Detecting GAN generated errors
This work addresses the challenge of assessing image quality for GAN users, offering a tool to select better samples, though it is incremental as it builds on existing GAN frameworks.
The paper tackles the problem of evaluating individual GAN-generated images by proposing a method to detect errors within them, showing that their metric correlates with FID scores for ranking models like Improved Wasserstein, BigGAN, and StyleGAN.

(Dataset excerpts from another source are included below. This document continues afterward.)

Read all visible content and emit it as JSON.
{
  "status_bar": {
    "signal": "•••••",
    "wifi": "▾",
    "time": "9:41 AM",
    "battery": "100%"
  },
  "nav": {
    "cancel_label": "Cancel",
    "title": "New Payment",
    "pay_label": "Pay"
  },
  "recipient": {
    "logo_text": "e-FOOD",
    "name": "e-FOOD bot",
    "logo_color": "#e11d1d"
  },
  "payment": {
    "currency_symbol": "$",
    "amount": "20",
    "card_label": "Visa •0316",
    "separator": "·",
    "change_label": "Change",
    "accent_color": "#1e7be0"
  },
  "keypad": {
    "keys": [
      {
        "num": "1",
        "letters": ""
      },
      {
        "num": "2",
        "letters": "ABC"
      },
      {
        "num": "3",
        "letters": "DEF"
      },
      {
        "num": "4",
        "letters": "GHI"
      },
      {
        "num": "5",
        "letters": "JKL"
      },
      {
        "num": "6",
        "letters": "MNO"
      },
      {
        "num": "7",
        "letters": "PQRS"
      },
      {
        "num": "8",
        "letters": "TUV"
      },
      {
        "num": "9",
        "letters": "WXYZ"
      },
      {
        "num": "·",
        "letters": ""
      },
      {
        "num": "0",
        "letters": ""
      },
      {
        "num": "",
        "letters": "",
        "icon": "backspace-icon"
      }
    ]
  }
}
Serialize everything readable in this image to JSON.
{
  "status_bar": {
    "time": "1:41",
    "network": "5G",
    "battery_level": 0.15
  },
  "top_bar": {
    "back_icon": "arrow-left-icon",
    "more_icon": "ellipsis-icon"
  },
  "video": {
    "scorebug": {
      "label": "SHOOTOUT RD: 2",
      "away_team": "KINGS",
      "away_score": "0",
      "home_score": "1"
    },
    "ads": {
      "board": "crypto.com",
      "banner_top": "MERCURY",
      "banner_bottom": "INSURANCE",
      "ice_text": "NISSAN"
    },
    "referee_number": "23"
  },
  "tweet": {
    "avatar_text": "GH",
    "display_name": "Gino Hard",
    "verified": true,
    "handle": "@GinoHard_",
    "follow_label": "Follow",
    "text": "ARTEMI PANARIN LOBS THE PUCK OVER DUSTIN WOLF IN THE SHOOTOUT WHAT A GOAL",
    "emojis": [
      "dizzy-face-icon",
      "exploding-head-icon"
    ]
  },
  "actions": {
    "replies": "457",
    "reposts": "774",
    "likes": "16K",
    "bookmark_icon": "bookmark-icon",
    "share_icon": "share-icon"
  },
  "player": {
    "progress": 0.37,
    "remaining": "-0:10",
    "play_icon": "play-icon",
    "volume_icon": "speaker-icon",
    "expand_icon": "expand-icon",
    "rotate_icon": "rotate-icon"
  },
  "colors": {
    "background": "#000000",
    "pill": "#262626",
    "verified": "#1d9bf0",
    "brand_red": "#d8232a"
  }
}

Despite an impressive performance from the latest GAN for generating hyper-realistic images, GAN discriminators have difficulty evaluating the quality of an individual generated sample. This is because the task of evaluating the quality of a generated image differs from deciding if an image is real or fake. A generated image could be perfect except in a single area but still be detected as fake. Instead, we propose a novel approach for detecting where errors occur within a generated image. By collaging real images with generated images, we compute for each pixel, whether it belongs to the real distribution or generated distribution. Furthermore, we leverage attention to model long-range dependency; this allows detection of errors which are reasonable locally but not holistically. For evaluation, we show that our error detection can act as a quality metric for an individual image, unlike FID and IS. We leverage Improved Wasserstein, BigGAN, and StyleGAN to show a ranking based on our metric correlates impressively with FID scores. Our work opens the door for better understanding of GAN and the ability to select the best samples from a GAN model.